Discrimination and Biases in the Digital Age: Examining the Concept of Community Non-Personal Data
Updated: Oct 25, 2020
- Sriya Sridhar*
On July 22, 2020, the Committee of Experts on Non-Personal Data Framework (‘Committee’) released the draft report containing its recommendations on the governance of non-personal data (‘NPD Report’ or ‘Report’). Briefly, non-personal data (‘NPD’), in contradistinction to ‘personal data’, is defined as data that cannot identify a natural person or does not relate to an identifiable person. It may also include personal data or aggregated data that has been anonymized, to the extent that “individual specific events are no longer identifiable”. The NPD Report comes at a time of intense public conversation and debates surrounding the recently released draft Personal Data Protection Bill, 2019, which has raised serious questions on the scope and adequacy of personal data protection in India.
The Committee recommends that there be a separate governance framework for NPD, given the monopolization of user data by large technology companies, and the benefits of sharing large datasets for the benefit of citizens, MSMEs and startups. In turn, this would lead to a more competitive data landscape, promoting innovation and increasing transparency.
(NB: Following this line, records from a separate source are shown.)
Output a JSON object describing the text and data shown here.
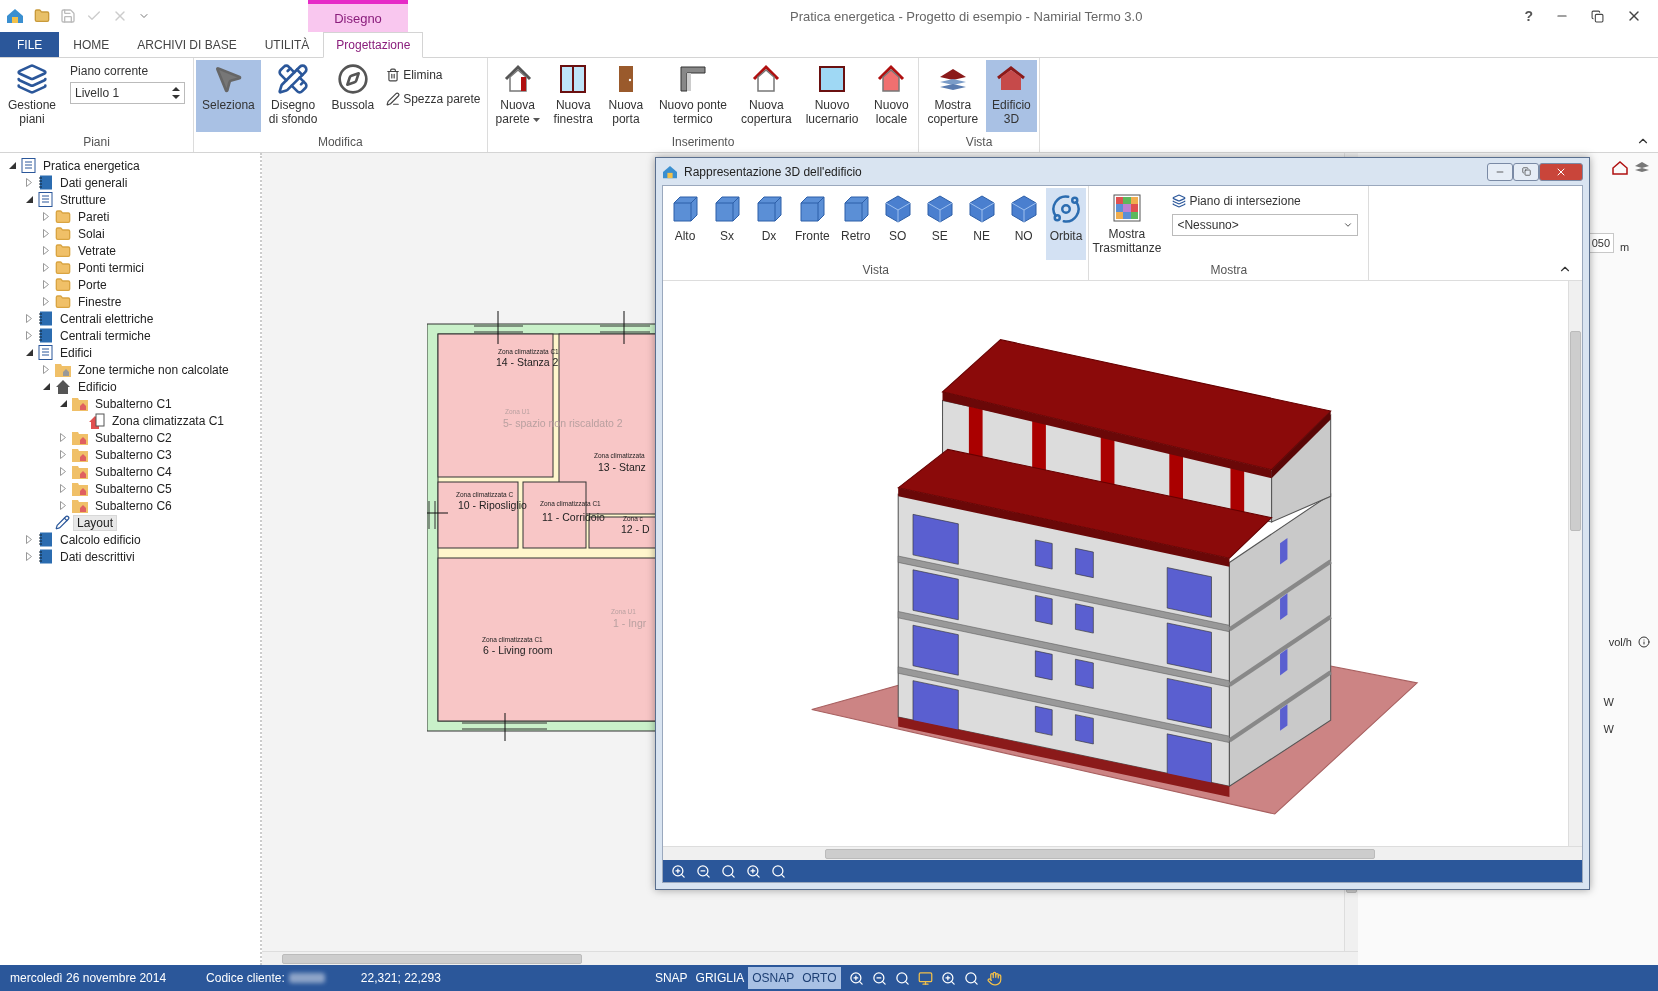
{
  "title_bar": {
    "contextual_tab": "Disegno",
    "title": "Pratica energetica - Progetto di esempio - Namirial Termo 3.0",
    "help": "?"
  },
  "tabs": [
    {
      "label": "FILE",
      "kind": "file",
      "selected": false
    },
    {
      "label": "HOME",
      "kind": "normal",
      "selected": false
    },
    {
      "label": "ARCHIVI DI BASE",
      "kind": "normal",
      "selected": false
    },
    {
      "label": "UTILITÀ",
      "kind": "normal",
      "selected": false
    },
    {
      "label": "Progettazione",
      "kind": "contextual",
      "selected": true
    }
  ],
  "ribbon": {
    "groups": [
      {
        "label": "Piani",
        "items": [
          {
            "kind": "large",
            "label": "Gestione\npiani",
            "selected": false,
            "dropdown": false
          },
          {
            "kind": "spinner",
            "label": "Piano corrente",
            "value": "Livello 1"
          }
        ]
      },
      {
        "label": "Modifica",
        "items": [
          {
            "kind": "large",
            "label": "Seleziona",
            "selected": true,
            "dropdown": false
          },
          {
            "kind": "large",
            "label": "Disegno\ndi sfondo",
            "selected": false,
            "dropdown": false
          },
          {
            "kind": "large",
            "label": "Bussola",
            "selected": false,
            "dropdown": false
          },
          {
            "kind": "stack",
            "items": [
              {
                "label": "Elimina"
              },
              {
                "label": "Spezza parete"
              }
            ]
          }
        ]
      },
      {
        "label": "Inserimento",
        "items": [
          {
            "kind": "large",
            "label": "Nuova\nparete",
            "selected": false,
            "dropdown": true
          },
          {
            "kind": "large",
            "label": "Nuova\nfinestra",
            "selected": false,
            "dropdown": false
          },
          {
            "kind": "large",
            "label": "Nuova\nporta",
            "selected": false,
            "dropdown": false
          },
          {
            "kind": "large",
            "label": "Nuovo ponte\ntermico",
            "selected": false,
            "dropdown": false
          },
          {
            "kind": "large",
            "label": "Nuova\ncopertura",
            "selected": false,
            "dropdown": false
          },
          {
            "kind": "large",
            "label": "Nuovo\nlucernario",
            "selected": false,
            "dropdown": false
          },
          {
            "kind": "large",
            "label": "Nuovo\nlocale",
            "selected": false,
            "dropdown": false
          }
        ]
      },
      {
        "label": "Vista",
        "items": [
          {
            "kind": "large",
            "label": "Mostra\ncoperture",
            "selected": false,
            "dropdown": false
          },
          {
            "kind": "large",
            "label": "Edificio\n3D",
            "selected": true,
            "dropdown": false
          }
        ]
      }
    ]
  },
  "tree": [
    {
      "label": "Pratica energetica",
      "kind": "section",
      "expanded": true,
      "selected": false,
      "children": [
        {
          "label": "Dati generali",
          "kind": "book",
          "expanded": false,
          "selected": false
        },
        {
          "label": "Strutture",
          "kind": "section",
          "expanded": true,
          "selected": false,
          "children": [
            {
              "label": "Pareti",
              "kind": "folder",
              "expanded": false,
              "selected": false
            },
            {
              "label": "Solai",
              "kind": "folder",
              "expanded": false,
              "selected": false
            },
            {
              "label": "Vetrate",
              "kind": "folder",
              "expanded": false,
              "selected": false
            },
            {
              "label": "Ponti termici",
              "kind": "folder",
              "expanded": false,
              "selected": false
            },
            {
              "label": "Porte",
              "kind": "folder",
              "expanded": false,
              "selected": false
            },
            {
              "label": "Finestre",
              "kind": "folder",
              "expanded": false,
              "selected": false
            }
          ]
        },
        {
          "label": "Centrali elettriche",
          "kind": "book",
          "expanded": false,
          "selected": false
        },
        {
          "label": "Centrali termiche",
          "kind": "book",
          "expanded": false,
          "selected": false
        },
        {
          "label": "Edifici",
          "kind": "section",
          "expanded": true,
          "selected": false,
          "children": [
            {
              "label": "Zone termiche non calcolate",
              "kind": "zonefolder",
              "expanded": false,
              "selected": false
            },
            {
              "label": "Edificio",
              "kind": "house",
              "expanded": true,
              "selected": false,
              "children": [
                {
                  "label": "Subalterno C1",
                  "kind": "subfolder",
                  "expanded": true,
                  "selected": false,
                  "children": [
                    {
                      "label": "Zona climatizzata C1",
                      "kind": "zone",
                      "selected": false
                    }
                  ]
                },
                {
                  "label": "Subalterno C2",
                  "kind": "subfolder",
                  "expanded": false,
                  "selected": false
                },
                {
                  "label": "Subalterno C3",
                  "kind": "subfolder",
                  "expanded": false,
                  "selected": false
                },
                {
                  "label": "Subalterno C4",
                  "kind": "subfolder",
                  "expanded": false,
                  "selected": false
                },
                {
                  "label": "Subalterno C5",
                  "kind": "subfolder",
                  "expanded": false,
                  "selected": false
                },
                {
                  "label": "Subalterno C6",
                  "kind": "subfolder",
                  "expanded": false,
                  "selected": false
                }
              ]
            },
            {
              "label": "Layout",
              "kind": "layout",
              "selected": true
            }
          ]
        },
        {
          "label": "Calcolo edificio",
          "kind": "book",
          "expanded": false,
          "selected": false
        },
        {
          "label": "Dati descrittivi",
          "kind": "book",
          "expanded": false,
          "selected": false
        }
      ]
    }
  ],
  "floor_plan": {
    "rooms": [
      {
        "zone": "Zona climatizzata C1",
        "name": "14 - Stanza 2",
        "heated": true
      },
      {
        "zone": "Zona U1",
        "name": "5- spazio non riscaldato 2",
        "heated": false
      },
      {
        "zone": "Zona climatizzata",
        "name": "13 - Stanz",
        "heated": true
      },
      {
        "zone": "Zona climatizzata C",
        "name": "10 - Riposliglio",
        "heated": true
      },
      {
        "zone": "Zona climatizzata C1",
        "name": "11 - Corridoio",
        "heated": true
      },
      {
        "zone": "Zona c",
        "name": "12 - D",
        "heated": true
      },
      {
        "zone": "Zona U1",
        "name": "1 - Ingr",
        "heated": false
      },
      {
        "zone": "Zona climatizzata C1",
        "name": "6 - Living room",
        "heated": true
      }
    ]
  },
  "right_panel": {
    "length_value": "050",
    "length_unit": "m",
    "rate_unit": "vol/h",
    "power_units": [
      "W",
      "W"
    ]
  },
  "dialog": {
    "title": "Rappresentazione 3D dell'edificio",
    "view_group": {
      "label": "Vista",
      "buttons": [
        {
          "label": "Alto",
          "selected": false
        },
        {
          "label": "Sx",
          "selected": false
        },
        {
          "label": "Dx",
          "selected": false
        },
        {
          "label": "Fronte",
          "selected": false
        },
        {
          "label": "Retro",
          "selected": false
        },
        {
          "label": "SO",
          "selected": false
        },
        {
          "label": "SE",
          "selected": false
        },
        {
          "label": "NE",
          "selected": false
        },
        {
          "label": "NO",
          "selected": false
        },
        {
          "label": "Orbita",
          "selected": true
        }
      ]
    },
    "show_group": {
      "label": "Mostra",
      "button": "Mostra\nTrasmittanze",
      "field_label": "Piano di intersezione",
      "value": "<Nessuno>"
    }
  },
  "status_bar": {
    "date": "mercoledì 26 novembre 2014",
    "client_label": "Codice cliente:",
    "coords": "22,321; 22,293",
    "toggles": [
      {
        "label": "SNAP",
        "on": false
      },
      {
        "label": "GRIGLIA",
        "on": false
      },
      {
        "label": "OSNAP",
        "on": true
      },
      {
        "label": "ORTO",
        "on": true
      }
    ]
  }
}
The Committee proposes the division of NPD into three categories, which are private, public, and community NPD. Private NPD is defined as “NPD collected or produced by persons or entities other than the governments, the source or subject of which relates to assets and processes that are privately-owned by such person or entity, and includes those aspects of derived and observed data that result from private effort”. Public NPD is defined as “NPD collected or generated by the governments, or by any agency of the governments, and includes data collected or generated in the course of execution of all publicly funded works”. Community NPD is defined as “any NPD collected or produced by anonymized personal data, and non-personal data about inanimate and animate things or phenomena – whether natural, social or artefactual, whose source or subject pertains to a community of natural persons which shall not include Private Non-Personal Data.” The concept of community NPD and group privacy has been introduced in India for the first time and has far-reaching legal and social implications.
Currently, the fundamental right to privacy as well as consent frameworks in India are conceptualized on an individual level. However, the provisions for ‘informed consent’ from an individual lack meaning in a situation of a power imbalance between the individual and a corporation which stores data permanently, aggregates the data, and uses it for a variety of purposes. Individuals do not have a sense of the true externalities that come with sharing their data. They are not aware of how one instance of data collection affects broader society, how it can be used to create patterns, and the biases or discrimination that the input of one’s data can lead to. Moreover, an individual does not truly have the consenting power when their only option is to opt-out of a system that is biased against them. An opt-out does not affect the data processing entity on any meaningful level. In this situation, recognizing data privacy on a collective level can help address existing power imbalances, and more meaningfully address discrimination and bias in digital spaces.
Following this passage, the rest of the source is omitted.